Tuesday 1 March 2011

The Incontinent Angel Layer Cake

Yesterday I was tucking into one of my favourite types of cake, angel layer cake. I love angel layer cake. What a perfectly sweet name it has. This sugary goodness is so angelic and good, you could even call it divine. It makes you feel like eating the full cake because it contains layers of actual angels. If you consume angels into your digestive system maybe they will spread throughout your body and turn you into some magnificent beaming light. You'd be a beacon of goodness, everything you ever wanted would come true. You would get into heaven. It's pure gold, a cake made of win.

There's a cheesy chat-up line that some people may have heard, about angels. You know the one about heaven must be short an angel since you've fallen to earth, some kind of rubbish like that. The truth is, they didn't fall out of the sky. The reason that girl looks like an angel is that she's stuffed her face with so much angel layer cake that she's been forever transformed into one.

What sets the cake apart from the rest are the colours. I love the colours of the layers. Bright pink layer at the top, that must be the angel's face. White layer at the bottom that must be either the angel's feet or the bottom of its robes. But I can't help feeling a little dubious about the middle layer. It's yellow. Now in my mind that is the middle area of the angel, which means it would be the angel's genitals. It would appear the middle layer of the cake is where the angels have wet themselves.

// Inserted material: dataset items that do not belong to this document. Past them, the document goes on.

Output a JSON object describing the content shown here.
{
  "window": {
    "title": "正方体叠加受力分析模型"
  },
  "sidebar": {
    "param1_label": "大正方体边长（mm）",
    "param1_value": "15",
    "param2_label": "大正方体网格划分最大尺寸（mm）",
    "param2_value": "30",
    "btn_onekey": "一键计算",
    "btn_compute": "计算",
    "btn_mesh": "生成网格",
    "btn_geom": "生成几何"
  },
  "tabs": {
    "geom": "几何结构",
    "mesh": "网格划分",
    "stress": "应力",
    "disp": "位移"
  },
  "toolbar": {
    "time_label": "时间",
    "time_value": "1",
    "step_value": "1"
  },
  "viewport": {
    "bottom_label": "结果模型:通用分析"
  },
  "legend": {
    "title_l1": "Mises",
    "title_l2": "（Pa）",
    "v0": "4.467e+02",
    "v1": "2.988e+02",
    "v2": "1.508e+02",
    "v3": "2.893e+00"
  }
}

This is somewhat distressing when you have this thought mid-cake. I'm eating angel piss. The cake makers have tried to hide the fact these angels are incontinent by inserting a layer of icing in a feeble attempt to stop the wee from running down to the bottom of the cake. This is a disaster. It's like making teapots out of chocolate. However, not one to be easily put off my food, I curiously kept eating. It actually tasted quite nice. They've done well adding the flavourings, you can hardly even taste the urine. It's quite amazing, and also rather worrying what can be done these days to disguise such mysterious and disgusting 'secret' ingredients used to create that perfectly scrumptious flavour.

Some foods you just have to avoid at all costs no matter how diverse you think they are. Delicacies such as yellow snow and chocolate snow must always be avoided like the plague. Don't even be tempted by chocolate snow, it will only end badly. Other delights are more plausible like angel layer cake. But a word to the wise, if you're happily chomping on your favourite food, don't jeopardise your enjoyment of it by stopping halfway through and start actually thinking about what you're eating. Just eat it if you know what's good for you or you might end up with the dilemma in which I found myself and you may not be able to stomach your ideas no matter how crazy and far fetched they are.